As we were talking her friend John showed up.  It’s cool how they met.  They both worked for years for the same agency on the same floor but didn’t know each other.  Then on a trip to Spain Meghan found herself in a cozy little tapas joint in Sevilla.  John, who also happened to be in Sevilla on vacation, happened to come over and talk to her and it turned out they worked together!  Now they are great friends.

“She’s one of the funniest people I know,” John told me.

Meghan, who lives in the Shaw neighborhood, changed her mind and decided to give John half of her ten dollars…who knows, maybe that compliment literally paid off!  “He’s great,” she told me.  So then something happened that had never happened so far this year.  John said he wanted to give me his five dollars!  What could I do but accept it.  I’ve put that five dollars toward covering my costs for the Year-End celebration on  December 14th!

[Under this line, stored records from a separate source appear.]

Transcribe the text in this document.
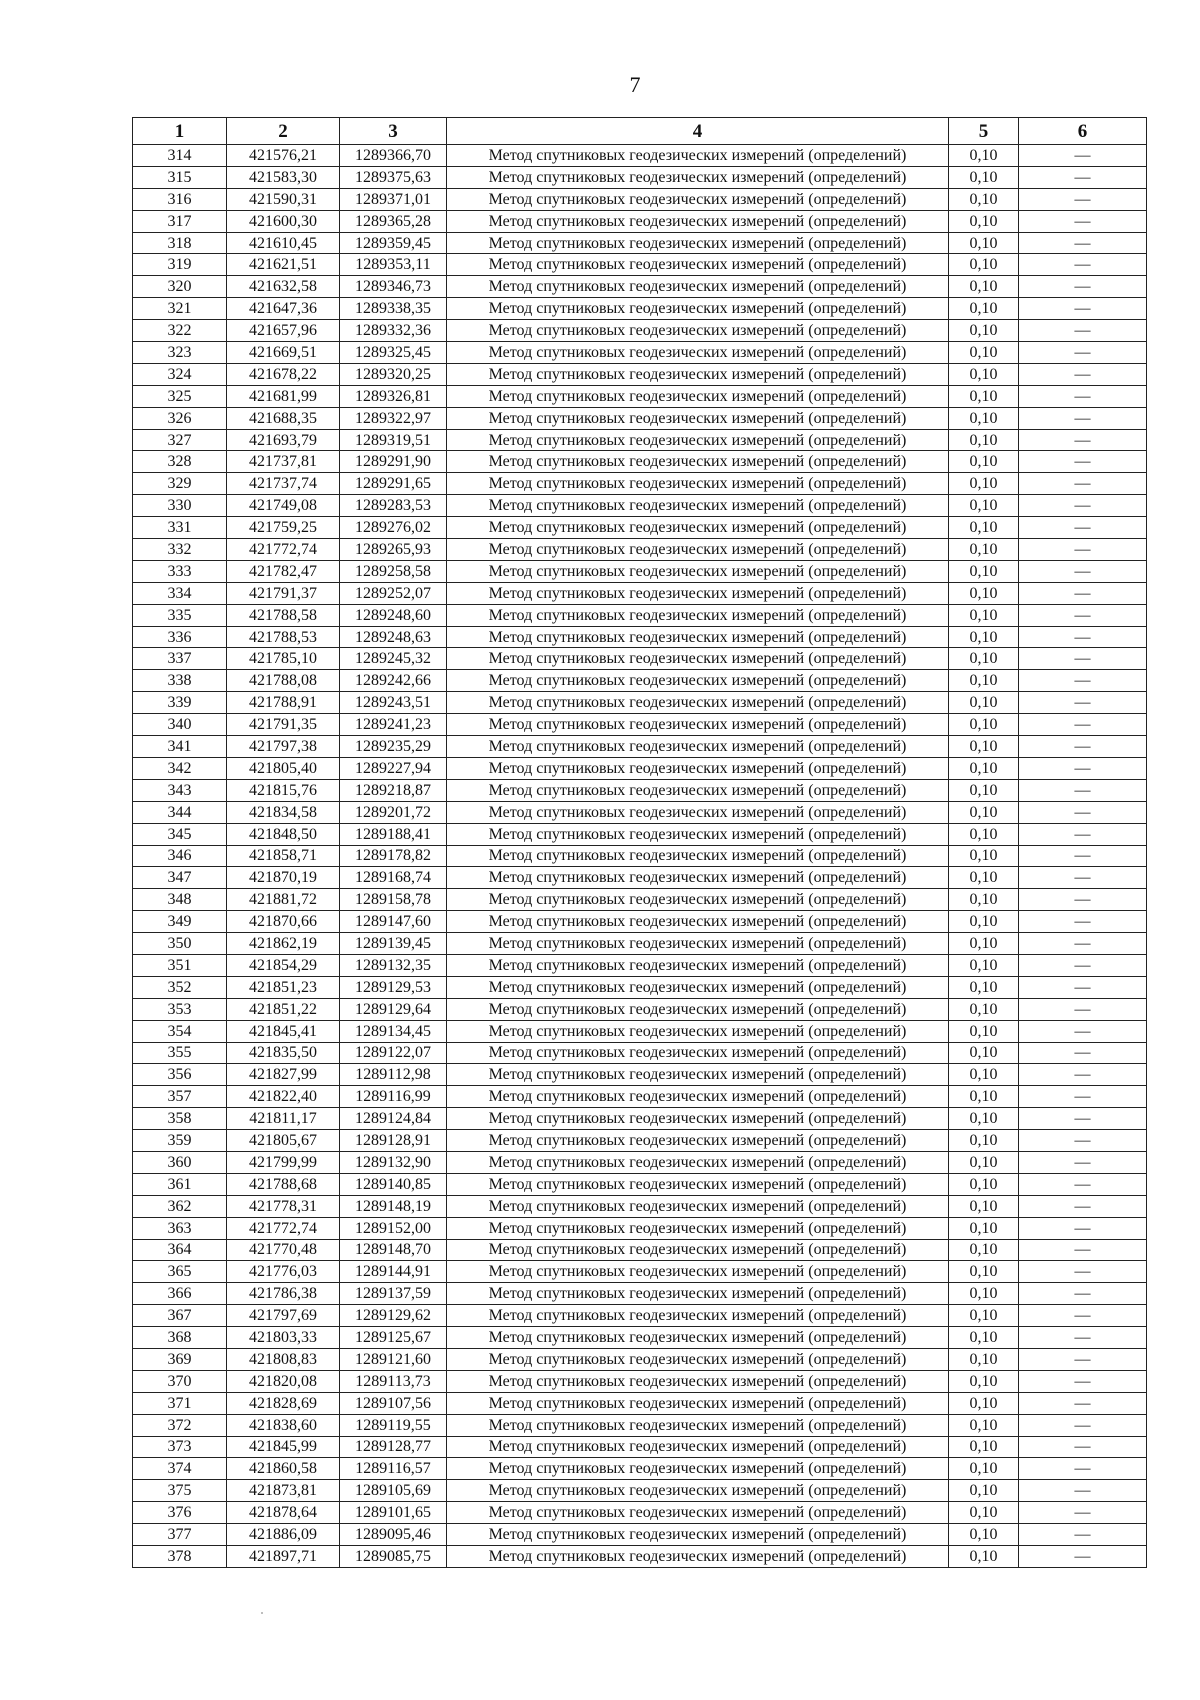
7
1	2	3	4	5	6
314	421576,21	1289366,70	Метод спутниковых геодезических измерений (определений)	0,10	—
315	421583,30	1289375,63	Метод спутниковых геодезических измерений (определений)	0,10	—
316	421590,31	1289371,01	Метод спутниковых геодезических измерений (определений)	0,10	—
317	421600,30	1289365,28	Метод спутниковых геодезических измерений (определений)	0,10	—
318	421610,45	1289359,45	Метод спутниковых геодезических измерений (определений)	0,10	—
319	421621,51	1289353,11	Метод спутниковых геодезических измерений (определений)	0,10	—
320	421632,58	1289346,73	Метод спутниковых геодезических измерений (определений)	0,10	—
321	421647,36	1289338,35	Метод спутниковых геодезических измерений (определений)	0,10	—
322	421657,96	1289332,36	Метод спутниковых геодезических измерений (определений)	0,10	—
323	421669,51	1289325,45	Метод спутниковых геодезических измерений (определений)	0,10	—
324	421678,22	1289320,25	Метод спутниковых геодезических измерений (определений)	0,10	—
325	421681,99	1289326,81	Метод спутниковых геодезических измерений (определений)	0,10	—
326	421688,35	1289322,97	Метод спутниковых геодезических измерений (определений)	0,10	—
327	421693,79	1289319,51	Метод спутниковых геодезических измерений (определений)	0,10	—
328	421737,81	1289291,90	Метод спутниковых геодезических измерений (определений)	0,10	—
329	421737,74	1289291,65	Метод спутниковых геодезических измерений (определений)	0,10	—
330	421749,08	1289283,53	Метод спутниковых геодезических измерений (определений)	0,10	—
331	421759,25	1289276,02	Метод спутниковых геодезических измерений (определений)	0,10	—
332	421772,74	1289265,93	Метод спутниковых геодезических измерений (определений)	0,10	—
333	421782,47	1289258,58	Метод спутниковых геодезических измерений (определений)	0,10	—
334	421791,37	1289252,07	Метод спутниковых геодезических измерений (определений)	0,10	—
335	421788,58	1289248,60	Метод спутниковых геодезических измерений (определений)	0,10	—
336	421788,53	1289248,63	Метод спутниковых геодезических измерений (определений)	0,10	—
337	421785,10	1289245,32	Метод спутниковых геодезических измерений (определений)	0,10	—
338	421788,08	1289242,66	Метод спутниковых геодезических измерений (определений)	0,10	—
339	421788,91	1289243,51	Метод спутниковых геодезических измерений (определений)	0,10	—
340	421791,35	1289241,23	Метод спутниковых геодезических измерений (определений)	0,10	—
341	421797,38	1289235,29	Метод спутниковых геодезических измерений (определений)	0,10	—
342	421805,40	1289227,94	Метод спутниковых геодезических измерений (определений)	0,10	—
343	421815,76	1289218,87	Метод спутниковых геодезических измерений (определений)	0,10	—
344	421834,58	1289201,72	Метод спутниковых геодезических измерений (определений)	0,10	—
345	421848,50	1289188,41	Метод спутниковых геодезических измерений (определений)	0,10	—
346	421858,71	1289178,82	Метод спутниковых геодезических измерений (определений)	0,10	—
347	421870,19	1289168,74	Метод спутниковых геодезических измерений (определений)	0,10	—
348	421881,72	1289158,78	Метод спутниковых геодезических измерений (определений)	0,10	—
349	421870,66	1289147,60	Метод спутниковых геодезических измерений (определений)	0,10	—
350	421862,19	1289139,45	Метод спутниковых геодезических измерений (определений)	0,10	—
351	421854,29	1289132,35	Метод спутниковых геодезических измерений (определений)	0,10	—
352	421851,23	1289129,53	Метод спутниковых геодезических измерений (определений)	0,10	—
353	421851,22	1289129,64	Метод спутниковых геодезических измерений (определений)	0,10	—
354	421845,41	1289134,45	Метод спутниковых геодезических измерений (определений)	0,10	—
355	421835,50	1289122,07	Метод спутниковых геодезических измерений (определений)	0,10	—
356	421827,99	1289112,98	Метод спутниковых геодезических измерений (определений)	0,10	—
357	421822,40	1289116,99	Метод спутниковых геодезических измерений (определений)	0,10	—
358	421811,17	1289124,84	Метод спутниковых геодезических измерений (определений)	0,10	—
359	421805,67	1289128,91	Метод спутниковых геодезических измерений (определений)	0,10	—
360	421799,99	1289132,90	Метод спутниковых геодезических измерений (определений)	0,10	—
361	421788,68	1289140,85	Метод спутниковых геодезических измерений (определений)	0,10	—
362	421778,31	1289148,19	Метод спутниковых геодезических измерений (определений)	0,10	—
363	421772,74	1289152,00	Метод спутниковых геодезических измерений (определений)	0,10	—
364	421770,48	1289148,70	Метод спутниковых геодезических измерений (определений)	0,10	—
365	421776,03	1289144,91	Метод спутниковых геодезических измерений (определений)	0,10	—
366	421786,38	1289137,59	Метод спутниковых геодезических измерений (определений)	0,10	—
367	421797,69	1289129,62	Метод спутниковых геодезических измерений (определений)	0,10	—
368	421803,33	1289125,67	Метод спутниковых геодезических измерений (определений)	0,10	—
369	421808,83	1289121,60	Метод спутниковых геодезических измерений (определений)	0,10	—
370	421820,08	1289113,73	Метод спутниковых геодезических измерений (определений)	0,10	—
371	421828,69	1289107,56	Метод спутниковых геодезических измерений (определений)	0,10	—
372	421838,60	1289119,55	Метод спутниковых геодезических измерений (определений)	0,10	—
373	421845,99	1289128,77	Метод спутниковых геодезических измерений (определений)	0,10	—
374	421860,58	1289116,57	Метод спутниковых геодезических измерений (определений)	0,10	—
375	421873,81	1289105,69	Метод спутниковых геодезических измерений (определений)	0,10	—
376	421878,64	1289101,65	Метод спутниковых геодезических измерений (определений)	0,10	—
377	421886,09	1289095,46	Метод спутниковых геодезических измерений (определений)	0,10	—
378	421897,71	1289085,75	Метод спутниковых геодезических измерений (определений)	0,10	—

“I saw you walk around the fountain twice and then come over toward me,” Meghan began saying, “I was ready to hurt you with my ½ inch steel bike lock!”  Phew…good thing I made a good impression!

Me, Meghan and John. Meghan holding her $5, me holding the $5 that Meghan gave to John and he passed on to me!

Here is a quick story to make you feel good on Thanksgiving!  John told me that he was at the American Museum of Natural History New York City this summer when he found $70 on the ground.  “I turned it in to the information desk figuring someone had dropped it,” he explained.  He gave them his information as well and would you believe four months later they called John and told him that since nobody had claimed it that they were going to send it to him.  Wow…can you believe it?  It gets better.  “I told them to keep it and consider it a donation,” John said humbly.  I love it!

We’re getting ready to sit down for dinner now.  I was in charge of making two stuffings…one a regular bread stuffing full of celery, sausage and sage that my mother used to make…it’s my favorite.  The other is a cornbread stuffing that my grandmother (Dad’s mom) used to make.  I hope you enjoy your Thanksgiving, but do take a moment to reflect on all that you have to be thankful for.